This Bible verse continues to waft through my mind as I pray for the families in Newtown, and I contemplate their tragedy.
“A voice is heard in Ramah, weeping and great mourning, Rachel weeping for her children and refusing to be comforted, because they are no more.” (Matthew 2:18)
…A voice has been heard in Connecticut, weeping and great mourning; mothers weeping for their children and refusing to be comforted, because they are no more.
The scripture from the gospel of Matthew is in reference to Herod’s order to kill all boys under age 2 after the Magi didn’t tell him where they found Jesus. How many little boys died when he ordered their deaths? He, however, was not the first ruler to order such atrocities. Years earlier, an Egyptian pharaoh ordered midwives to kill all Hebrew baby boys at their birth. Two midwives defied his orders and baby Moses survived. But how many died?
Another ruler comes to mind—Hitler. How many children died in the Holocaust?
Children have been the victims of evil since the construction of the pyramids—way before the invention of guns.
Yet our hearts lie shattered on the sidewalk, our voices caught in our throats, our minds swirling with questions: Why? What can we do? How do we prevent this? Has God left our country?
I’m so embarrassed by some of the responses of Christians who blame this horrific event on prayer no longer allowed in our schools and the changing religious climate of our government.

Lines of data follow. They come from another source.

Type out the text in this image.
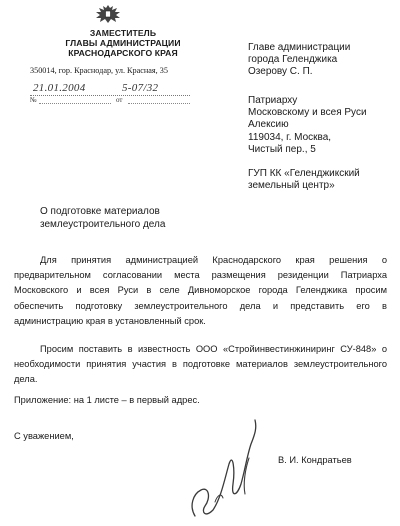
ЗАМЕСТИТЕЛЬ
ГЛАВЫ АДМИНИСТРАЦИИ
КРАСНОДАРСКОГО КРАЯ
350014, гор. Краснодар, ул. Красная, 35
21.01.2004	5-07/32
№	от
Главе администрации
города Геленджика
Озерову С. П.
Патриарху
Московскому и всея Руси
Алексию
119034, г. Москва,
Чистый пер., 5
ГУП КК «Геленджикский
земельный центр»
О подготовке материалов
землеустроительного дела
Для принятия администрацией Краснодарского края решения о предварительном согласовании места размещения резиденции Патриарха Московского и всея Руси в селе Дивноморское города Геленджика просим обеспечить подготовку землеустроительного дела и представить его в администрацию края в установленный срок.
Просим поставить в известность ООО «Стройинвестинжиниринг СУ-848» о необходимости принятия участия в подготовке материалов землеустроительного дела.
Приложение: на 1 листе – в первый адрес.
С уважением,
В. И. Кондратьев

Would these same Christians have said similar things when Christ hung on the cross? Would they have said, “He must not have obeyed God!”? Nothing could’ve been farther from the truth.
May I apologize for these remarks by Christians? I am so sorry. I am so sorry we’ve desperately tried to join church and state. I’ve been guilty, but I’m beginning to understand we’ve done so out of fear rather than love. Perfect love cast out fear.
God has not left us or our schools or our children. He promises that he never will. So, that begs the question: Why do these terrible things happen? Why cancer, Alzheimer’s, guns, drugs, evil, death, starvation, pain, grief… darkness? I don’t have the answer, but I do know how I’ve learned to cope through these terrible things.
I pray. I ask God to show me how to pray. And I pray that the death of these little ones will not be in vain. I pray that somehow, some day, what was meant for evil will be turned around for good. And I cling to this verse from the Bible with the hope of heaven:
“Then I saw a new heaven and new earth, for the first heaven and the first earth had passed away, and there was no longer any sea (a gap that separated man from God). I saw the Holy City, the new Jerusalem, coming down out of heaven from God, prepared as a bride beautifully dressed for her husband. And I heard a loud voice from the throne saying, ‘Now the dwelling of God is with men, and he will live with them. They will be his people, and God himself will be with them and be their God. He will wipe every tear from their eyes. There will be no more death or mourning or crying or pain, for the old order of things has passed away” (Revelation 21:1-4).
We won’t just stop crying; He will take the tissue and tenderly wipe our tears.